Der Weg durchs Web

I. Kemmerzell


Nachdem die erste Euphorie über die Möglichkeiten des World Wide Webs vorüber ist, stellt sich bald wieder der Alltag des geplagten Studenten und der nicht minder gestreßten Wissenschaftlerin ein. Was nutzen Ihnen all die schönen Seiten, wenn Sie Lösungen für Ihr konkretes Problem suchen? Anhand eines Beispiels möchte ich Ihnen zeigen, wie eine themenorientierte Suche im WWW aussehen kann.

Um es gleich vorwegzunehmen, eine Encyclopaedia Internetica, die Ihnen sämtliche aktuell verfügbaren Informationsquellen im Internet zu einem Thema oder Stichwort liefert, gibt es nicht.

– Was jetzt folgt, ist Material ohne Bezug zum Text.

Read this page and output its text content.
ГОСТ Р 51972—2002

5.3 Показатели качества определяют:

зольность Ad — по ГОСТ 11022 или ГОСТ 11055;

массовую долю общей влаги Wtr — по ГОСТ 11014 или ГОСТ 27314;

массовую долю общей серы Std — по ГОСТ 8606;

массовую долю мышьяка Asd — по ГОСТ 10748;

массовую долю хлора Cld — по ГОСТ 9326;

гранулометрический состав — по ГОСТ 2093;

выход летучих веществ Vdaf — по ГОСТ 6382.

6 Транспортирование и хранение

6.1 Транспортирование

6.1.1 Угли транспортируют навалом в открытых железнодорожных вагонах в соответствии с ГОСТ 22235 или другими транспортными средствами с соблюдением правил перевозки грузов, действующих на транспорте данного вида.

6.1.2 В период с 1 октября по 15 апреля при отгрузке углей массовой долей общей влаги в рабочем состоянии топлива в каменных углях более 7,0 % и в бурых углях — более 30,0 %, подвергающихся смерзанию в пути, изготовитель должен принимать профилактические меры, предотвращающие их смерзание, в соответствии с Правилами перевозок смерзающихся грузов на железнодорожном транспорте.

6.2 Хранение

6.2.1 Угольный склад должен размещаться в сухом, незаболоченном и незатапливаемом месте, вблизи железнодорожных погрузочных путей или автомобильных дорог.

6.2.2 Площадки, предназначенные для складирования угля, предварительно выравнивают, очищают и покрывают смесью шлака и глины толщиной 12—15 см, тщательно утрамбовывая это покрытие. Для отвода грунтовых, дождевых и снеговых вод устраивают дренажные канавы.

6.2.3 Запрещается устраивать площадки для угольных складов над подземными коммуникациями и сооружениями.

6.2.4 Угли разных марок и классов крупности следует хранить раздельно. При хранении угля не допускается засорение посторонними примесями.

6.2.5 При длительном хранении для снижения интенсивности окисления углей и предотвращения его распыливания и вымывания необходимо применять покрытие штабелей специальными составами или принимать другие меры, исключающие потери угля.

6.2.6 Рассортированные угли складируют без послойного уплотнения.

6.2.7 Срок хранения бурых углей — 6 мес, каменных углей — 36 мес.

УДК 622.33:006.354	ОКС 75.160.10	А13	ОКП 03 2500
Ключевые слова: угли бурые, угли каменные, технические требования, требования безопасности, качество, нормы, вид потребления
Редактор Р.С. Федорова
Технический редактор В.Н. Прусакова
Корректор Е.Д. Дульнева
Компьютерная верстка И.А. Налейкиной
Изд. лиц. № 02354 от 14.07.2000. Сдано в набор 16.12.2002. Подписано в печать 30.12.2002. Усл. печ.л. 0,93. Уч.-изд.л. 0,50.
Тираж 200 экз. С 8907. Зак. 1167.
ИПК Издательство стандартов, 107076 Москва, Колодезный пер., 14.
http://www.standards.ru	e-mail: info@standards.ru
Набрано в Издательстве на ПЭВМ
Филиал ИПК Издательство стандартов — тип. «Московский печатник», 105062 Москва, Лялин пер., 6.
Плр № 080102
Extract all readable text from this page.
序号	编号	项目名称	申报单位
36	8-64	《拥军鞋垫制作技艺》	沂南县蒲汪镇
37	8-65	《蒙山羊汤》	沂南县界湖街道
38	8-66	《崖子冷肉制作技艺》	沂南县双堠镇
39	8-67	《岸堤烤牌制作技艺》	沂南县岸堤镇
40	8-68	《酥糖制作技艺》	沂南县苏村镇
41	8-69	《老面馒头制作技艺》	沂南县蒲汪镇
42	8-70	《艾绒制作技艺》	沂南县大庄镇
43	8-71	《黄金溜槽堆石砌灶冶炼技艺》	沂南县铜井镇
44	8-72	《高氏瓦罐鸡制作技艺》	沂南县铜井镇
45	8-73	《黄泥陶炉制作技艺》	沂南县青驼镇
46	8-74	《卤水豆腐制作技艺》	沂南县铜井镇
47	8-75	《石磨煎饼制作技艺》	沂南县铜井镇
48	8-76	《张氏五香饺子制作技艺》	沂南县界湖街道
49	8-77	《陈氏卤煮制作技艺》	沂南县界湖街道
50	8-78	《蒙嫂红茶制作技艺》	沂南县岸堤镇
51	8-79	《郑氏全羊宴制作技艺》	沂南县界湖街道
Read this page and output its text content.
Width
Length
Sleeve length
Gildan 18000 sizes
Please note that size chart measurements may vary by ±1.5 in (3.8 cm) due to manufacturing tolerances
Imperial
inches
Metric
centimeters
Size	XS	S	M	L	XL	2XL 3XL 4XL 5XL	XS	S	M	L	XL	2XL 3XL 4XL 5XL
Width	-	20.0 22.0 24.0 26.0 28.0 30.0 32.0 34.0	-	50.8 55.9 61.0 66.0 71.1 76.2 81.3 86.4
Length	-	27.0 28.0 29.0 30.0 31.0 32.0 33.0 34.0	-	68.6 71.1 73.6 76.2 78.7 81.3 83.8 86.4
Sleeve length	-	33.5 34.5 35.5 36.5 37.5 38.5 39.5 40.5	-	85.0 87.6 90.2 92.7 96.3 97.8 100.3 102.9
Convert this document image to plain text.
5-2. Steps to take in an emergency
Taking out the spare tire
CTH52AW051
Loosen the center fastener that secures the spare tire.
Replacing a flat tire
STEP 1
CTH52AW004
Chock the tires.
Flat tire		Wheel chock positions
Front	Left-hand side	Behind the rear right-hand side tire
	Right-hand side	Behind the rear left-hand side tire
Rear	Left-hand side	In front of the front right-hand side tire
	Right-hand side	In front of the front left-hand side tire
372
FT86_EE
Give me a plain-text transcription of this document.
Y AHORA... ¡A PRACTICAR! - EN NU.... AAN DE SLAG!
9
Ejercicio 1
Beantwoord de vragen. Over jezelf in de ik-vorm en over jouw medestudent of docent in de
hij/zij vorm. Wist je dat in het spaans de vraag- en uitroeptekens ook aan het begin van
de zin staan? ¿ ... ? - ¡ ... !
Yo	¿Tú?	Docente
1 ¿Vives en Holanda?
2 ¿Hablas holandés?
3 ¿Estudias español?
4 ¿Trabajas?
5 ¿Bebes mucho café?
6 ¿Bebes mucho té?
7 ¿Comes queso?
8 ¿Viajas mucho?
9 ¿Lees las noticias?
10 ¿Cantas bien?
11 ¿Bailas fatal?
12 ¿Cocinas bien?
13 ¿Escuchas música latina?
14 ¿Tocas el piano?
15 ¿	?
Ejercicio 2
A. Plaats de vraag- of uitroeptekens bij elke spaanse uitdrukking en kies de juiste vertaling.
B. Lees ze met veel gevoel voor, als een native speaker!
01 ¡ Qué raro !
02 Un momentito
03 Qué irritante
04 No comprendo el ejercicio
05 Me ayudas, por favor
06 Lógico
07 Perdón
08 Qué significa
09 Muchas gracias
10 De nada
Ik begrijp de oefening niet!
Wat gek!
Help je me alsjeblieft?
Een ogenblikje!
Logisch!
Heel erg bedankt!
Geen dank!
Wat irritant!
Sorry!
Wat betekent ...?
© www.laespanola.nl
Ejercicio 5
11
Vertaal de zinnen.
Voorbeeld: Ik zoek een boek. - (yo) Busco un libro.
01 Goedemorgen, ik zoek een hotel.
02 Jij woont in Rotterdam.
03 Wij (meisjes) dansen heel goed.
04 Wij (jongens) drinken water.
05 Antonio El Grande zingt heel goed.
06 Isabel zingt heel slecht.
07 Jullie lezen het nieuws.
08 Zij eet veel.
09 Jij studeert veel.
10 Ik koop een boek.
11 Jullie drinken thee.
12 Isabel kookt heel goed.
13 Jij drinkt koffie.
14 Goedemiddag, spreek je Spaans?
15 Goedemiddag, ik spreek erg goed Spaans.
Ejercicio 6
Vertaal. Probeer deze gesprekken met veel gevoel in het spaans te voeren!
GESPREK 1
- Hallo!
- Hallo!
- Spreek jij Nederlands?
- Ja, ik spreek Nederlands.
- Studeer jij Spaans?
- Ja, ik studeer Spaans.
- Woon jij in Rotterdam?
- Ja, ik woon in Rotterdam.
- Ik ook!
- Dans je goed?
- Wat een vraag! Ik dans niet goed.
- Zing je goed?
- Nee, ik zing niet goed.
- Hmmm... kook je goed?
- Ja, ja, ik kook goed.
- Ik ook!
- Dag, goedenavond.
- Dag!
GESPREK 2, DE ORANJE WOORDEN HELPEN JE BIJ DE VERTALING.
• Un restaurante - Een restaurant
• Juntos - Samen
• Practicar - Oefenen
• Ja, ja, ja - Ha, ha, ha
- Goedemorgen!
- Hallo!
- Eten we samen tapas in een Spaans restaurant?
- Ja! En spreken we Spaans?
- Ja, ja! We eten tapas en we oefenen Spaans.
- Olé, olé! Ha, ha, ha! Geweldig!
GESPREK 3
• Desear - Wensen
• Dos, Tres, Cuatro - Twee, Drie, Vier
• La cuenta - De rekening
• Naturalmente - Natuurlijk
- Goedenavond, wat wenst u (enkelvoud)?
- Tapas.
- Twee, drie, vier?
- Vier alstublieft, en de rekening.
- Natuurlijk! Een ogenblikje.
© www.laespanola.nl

Es bedarf auch keiner prophetischen Gabe um abzusehen, daß ein derartiges Werkzeug in Zukunft nicht erschaffen wird. Dies ist weniger auf die enormen technischen Erfordernisse (z.B. Kapazitäten der Speicher- bzw. Übertragungsmedien) zurückzuführen, sondern liegt insbesondere in den unterschiedlichen Interessen und Zielsetzungen der Informationsanbieter und -nachfrager begründet.

Dennoch gibt es eine Reihe von Werkzeugen, die eine strukturierte Suche nach Informationsquellen im Internet ermöglichen. Da fast alle Dienste im Internet mittlerweile über das World Wide Web verfügbar sind, werde ich mich hier auf dieses Medium beschränken. Kernpunkt bilden auch hier wieder die URLs (Uniform Resource Locators), deren Bedeutung und Nutzung ich in der letzten INKUERZE erläutert habe.

Bevor Sie sich auf die Suche begeben, sollten Sie zuvor unbedingt vermeiden, daß sämtliche Inline-Grafiken bei Ihrer Recherche übertragen werden. Zu Präsentationszwecken mögen sie sinnvoll sein, bei einer Recherche sind sie unnötiger Balast. Schalten Sie dazu in Ihrem Mosaic-Browser die Option ''Inline Images'' in der Kartei ''General'' ab, die Sie über den Menüeintrag ''Options/Preferences ...'' erreichen.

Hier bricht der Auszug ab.